After Libra’s trade ideas -- posted on so-called alpha capture platforms -- outperformed the market, four investors set aside $30 million for LSA Equities to invest, including $5 million last week. The separately-owned vehicle is composed of lower-cost managed accounts that follow the quant strategy the research firm sells to clients.

“If we didn’t have this, I’d be panicking” because of MiFID, said McCreery, founder of the London-based provider of quant-based fundamental research. “We were top ranking and started wondering why we were giving our ideas to somebody else. Now LSA is competing with clients.”

Firms that offer investment advice are under unprecedented pressure to prove their worth as the revised Markets in Financial Instruments Directive forces them to charge for research and brokering services separately starting in January.

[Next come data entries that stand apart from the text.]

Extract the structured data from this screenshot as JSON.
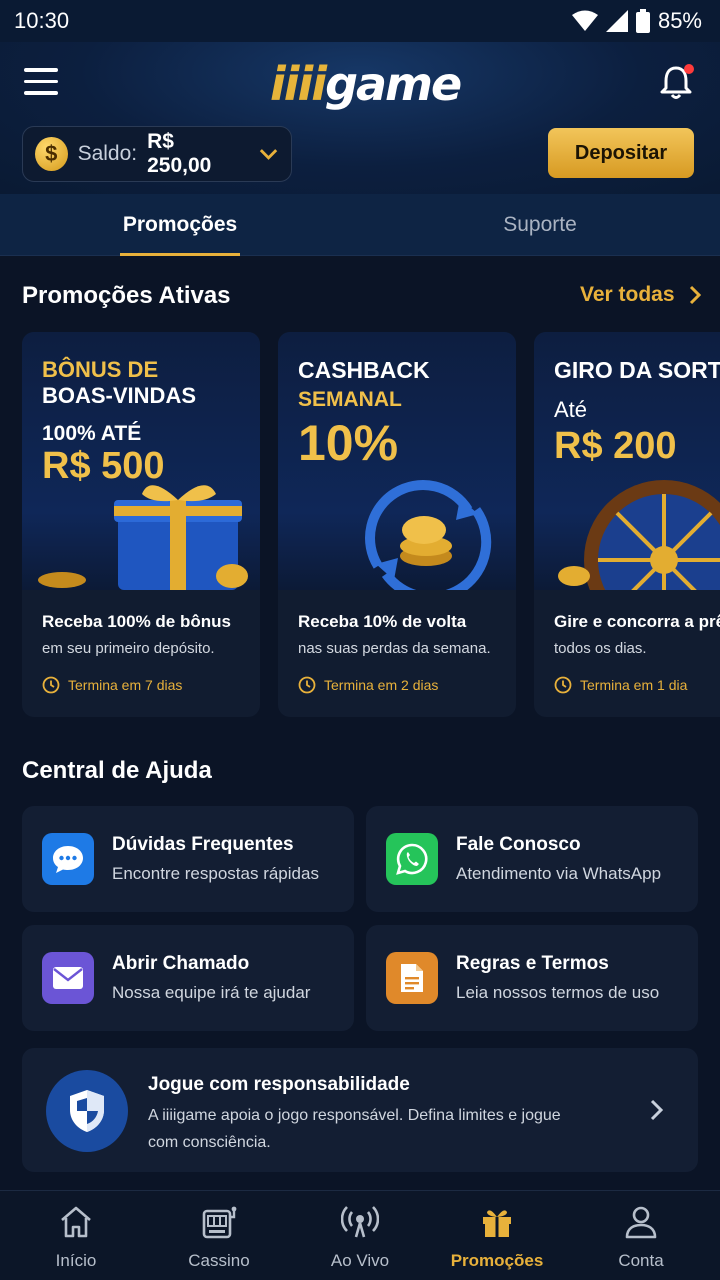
{
  "status_bar": {
    "time": "10:30",
    "battery": "85%"
  },
  "header": {
    "logo_part1": "iiii",
    "logo_part2": "game",
    "balance_label": "Saldo:",
    "balance_value": "R$ 250,00",
    "deposit_label": "Depositar"
  },
  "tabs": [
    {
      "label": "Promoções",
      "active": true
    },
    {
      "label": "Suporte",
      "active": false
    }
  ],
  "promotions": {
    "title": "Promoções Ativas",
    "see_all": "Ver todas",
    "cards": [
      {
        "art_lines": [
          "BÔNUS DE",
          "BOAS-VINDAS",
          "100% ATÉ",
          "R$ 500"
        ],
        "title": "Receba 100% de bônus",
        "subtitle": "em seu primeiro depósito.",
        "ends": "Termina em 7 dias"
      },
      {
        "art_lines": [
          "CASHBACK",
          "SEMANAL",
          "10%"
        ],
        "title": "Receba 10% de volta",
        "subtitle": "nas suas perdas da semana.",
        "ends": "Termina em 2 dias"
      },
      {
        "art_lines": [
          "GIRO DA SORTE",
          "Até",
          "R$ 200"
        ],
        "title": "Gire e concorra a prêmios",
        "subtitle": "todos os dias.",
        "ends": "Termina em 1 dia"
      }
    ]
  },
  "help_center": {
    "title": "Central de Ajuda",
    "items": [
      {
        "title": "Dúvidas Frequentes",
        "subtitle": "Encontre respostas rápidas",
        "icon": "chat-icon",
        "color": "#1e7ae6"
      },
      {
        "title": "Fale Conosco",
        "subtitle": "Atendimento via WhatsApp",
        "icon": "whatsapp-icon",
        "color": "#25c45a"
      },
      {
        "title": "Abrir Chamado",
        "subtitle": "Nossa equipe irá te ajudar",
        "icon": "mail-icon",
        "color": "#6b55d6"
      },
      {
        "title": "Regras e Termos",
        "subtitle": "Leia nossos termos de uso",
        "icon": "document-icon",
        "color": "#e0892a"
      }
    ]
  },
  "responsible": {
    "title": "Jogue com responsabilidade",
    "description": "A iiiigame apoia o jogo responsável. Defina limites e jogue com consciência."
  },
  "bottom_nav": [
    {
      "label": "Início",
      "icon": "home-icon",
      "active": false
    },
    {
      "label": "Cassino",
      "icon": "slot-machine-icon",
      "active": false
    },
    {
      "label": "Ao Vivo",
      "icon": "live-broadcast-icon",
      "active": false
    },
    {
      "label": "Promoções",
      "icon": "gift-icon",
      "active": true
    },
    {
      "label": "Conta",
      "icon": "user-icon",
      "active": false
    }
  ],
  "colors": {
    "accent": "#e8b13b",
    "background": "#0b1426",
    "card": "#131e33"
  }
}
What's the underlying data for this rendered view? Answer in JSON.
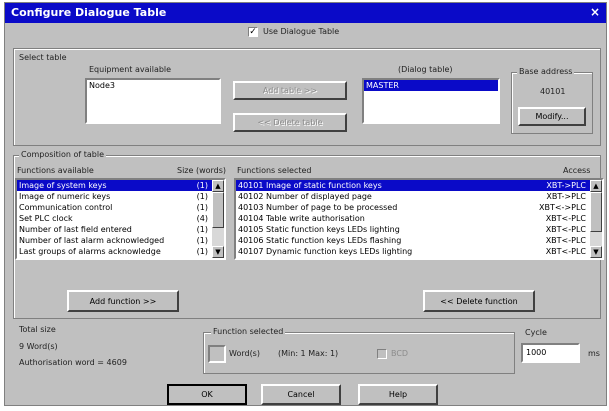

While some are negotiating bargain-basement prices or stressing the depth of their coverage, others like Libra and Sanford C. Bernstein & Co. are starting their own investment vehicles to demonstrate the value of their advice, and make a little cash in the bargain.

Read More: Beat or Miss? MiFID Will Make It Harder to Tell on Earnings Day

LSA, which charges 1 percent of assets and 10 percent of gains, has produced total returns of 22.4 percent since its inception in October 2015 through November this year when denominated in euros, according to the company. Total return for the Stoxx 600 Index in the period was 14.9 percent, data compiled by Bloomberg showed.

Trading Baskets

AlphaValue SA, an independent French firm, has launched a basket-traded fund for one of its insurance clients with tens of millions of euros in assets that will be managed by AlphaValue’s investment committee. The company expects the fund to contribute to revenue and has more vehicles in the pipeline due to client demand.

“This is a business that transforms our savoir-faire into a product,“ said Maxime Mathon, head of marketing at AlphaValue. “The alpha we capture in a consistent manner won’t necessarily be adequately remunerated in a MiFID environment, so why not be paid in a recurring way?”

AlphaValue has negative ratings on about 45 percent of the companies it covers on the Stoxx 600, more than twice the level of the second-most negative peer among 19 firms, according to data compiled by the company.

The fund has returned 3.47 percent since it was set up in May, compared with a fall of 0.73 percent for the Stoxx 600. AlphaValue is using an investment bank for its basket-traded funds, which typically provide exposure to a group of securities. Investment banks have long created such funds for institutional investors to follow specific strategies or stock recommendations made by their sales desks.

Big Clients

Still, not everyone is convinced that proving the quality of research is enough. Peel Hunt LLP, the U.K. brokerage and research firm, says the size and quality of the companies they cover and their list of investor clients is a consideration.

“Being No. 1 in research and stock picking are two very good starting points, but they do not differentiate you,” said Steven Fine, Peel Hunt’s chief executive officer. “A decent crop of relevant corporate clients is an important function in making sure that you remain relevant to the buy-side.”

Sanford C. Bernstein, the New York brokerage firm, launched U.S. and global ETFs that track stocks rated “outperform” by the firm’s research analysts. It wants to demonstrate that its in-depth fundamental research and quantitative model add value to active management at a time when passive strategies are enjoying greater inflows. The U.S. ETF returned 6.02 percent since it started in October, beating a 4.55 percent gain for the S&P 500 Index. The global fund added 2.44 percent compared with a 2.52 percent rise for the FTSE All World Index over the same period.

“Somehow we have had the reputation for great fundamental research, but not great stock picks,” said Robert van Brugge, CEO of Bernstein. “If you measure the performance of our stock recommendations, it’s actually been very good for a long time.”